Ajuste profundo y polarización creciente
El Gobierno ha ejecutado un programa de austeridad sin precedentes: reducción de ministerios, eliminación de subsidios, despidos en el sector público y desregulaciones en áreas clave. Estas medidas, diseñadas para estabilizar la economía, han generado una fuerte polarización política y numerosas protestas.
A pesar del desgaste, el oficialismo logró consolidar su fuerza legislativa en las elecciones de medio término, superando el 40 % de los votos y asegurando avances en ambas cámaras. Sin embargo, esto no se ha traducido en mayor confianza ciudadana: el Índice de Confianza en el Gobierno cayó un 8,2 %, según la Universidad Torcuato Di Tella.
Inflación controlada, pero sin alivio social
Uno de los logros más visibles del gobierno ha sido el control de la inflación, que descendió notablemente tras años de desbordes. No obstante, la población sigue padeciendo dificultades para cubrir gastos básicos, y la crisis en Argentina continúa impactando a los sectores más vulnerables.

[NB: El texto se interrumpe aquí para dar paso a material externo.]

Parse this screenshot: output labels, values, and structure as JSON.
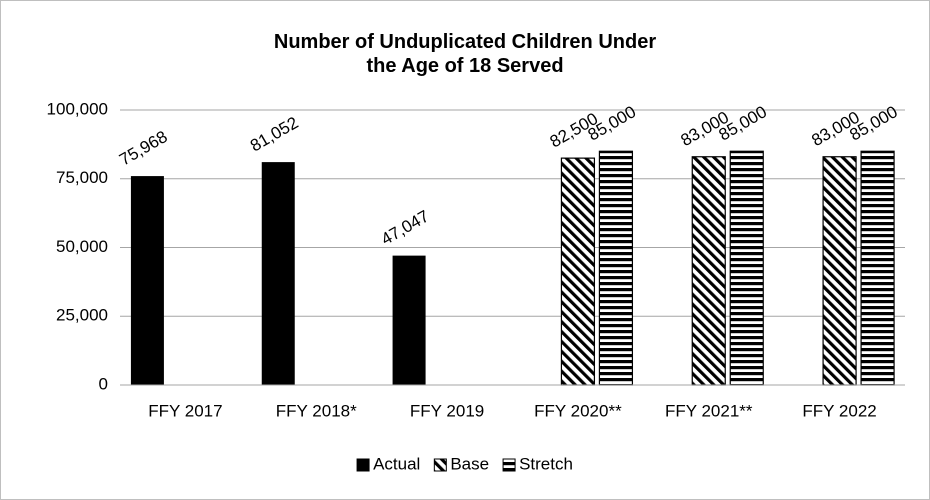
{
  "chart_data": {
    "type": "bar",
    "title": "Number of Unduplicated Children Under the Age of 18 Served",
    "categories": [
      "FFY 2017",
      "FFY 2018*",
      "FFY 2019",
      "FFY 2020**",
      "FFY 2021**",
      "FFY 2022"
    ],
    "series": [
      {
        "name": "Actual",
        "color": "#000000",
        "pattern": "solid",
        "values": [
          75968,
          81052,
          47047,
          null,
          null,
          null
        ],
        "value_labels": [
          "75,968",
          "81,052",
          "47,047",
          null,
          null,
          null
        ]
      },
      {
        "name": "Base",
        "color": "#000000",
        "pattern": "diagonal",
        "values": [
          null,
          null,
          null,
          82500,
          83000,
          83000
        ],
        "value_labels": [
          null,
          null,
          null,
          "82,500",
          "83,000",
          "83,000"
        ]
      },
      {
        "name": "Stretch",
        "color": "#000000",
        "pattern": "horizontal",
        "values": [
          null,
          null,
          null,
          85000,
          85000,
          85000
        ],
        "value_labels": [
          null,
          null,
          null,
          "85,000",
          "85,000",
          "85,000"
        ]
      }
    ],
    "ylim": [
      0,
      100000
    ],
    "yticks": [
      0,
      {
        "value": 25000,
        "label": "25,000"
      },
      {
        "value": 50000,
        "label": "50,000"
      },
      {
        "value": 75000,
        "label": "75,000"
      },
      {
        "value": 100000,
        "label": "100,000"
      }
    ],
    "grid": true,
    "legend": "bottom"
  }
}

El equilibrio fiscal proyectado para 2026 podría convertir al país en el de mayor crecimiento regional, pero el costo del ajuste —según organizaciones sociales y analistas— recae de manera desigual en trabajadores, jubilados y jóvenes, muchos de ellos golpeados por el desempleo y la pérdida del poder adquisitivo.
Crisis en Argentina: escenario político hacia 2026
La derrota del oficialismo en la provincia de Buenos Aires, con más de 13 puntos de diferencia frente al peronismo, encendió alertas en el Gobierno. La oposición emerge fortalecida, especialmente con figuras que capitalizan el rechazo al ajuste.
De cara a las elecciones presidenciales de 2026, el país se encuentra en un clima político tenso, con una ciudadanía polarizada, altos niveles de desconfianza y la persistente incertidumbre sobre si el crecimiento proyectado podrá traducirse en bienestar social real.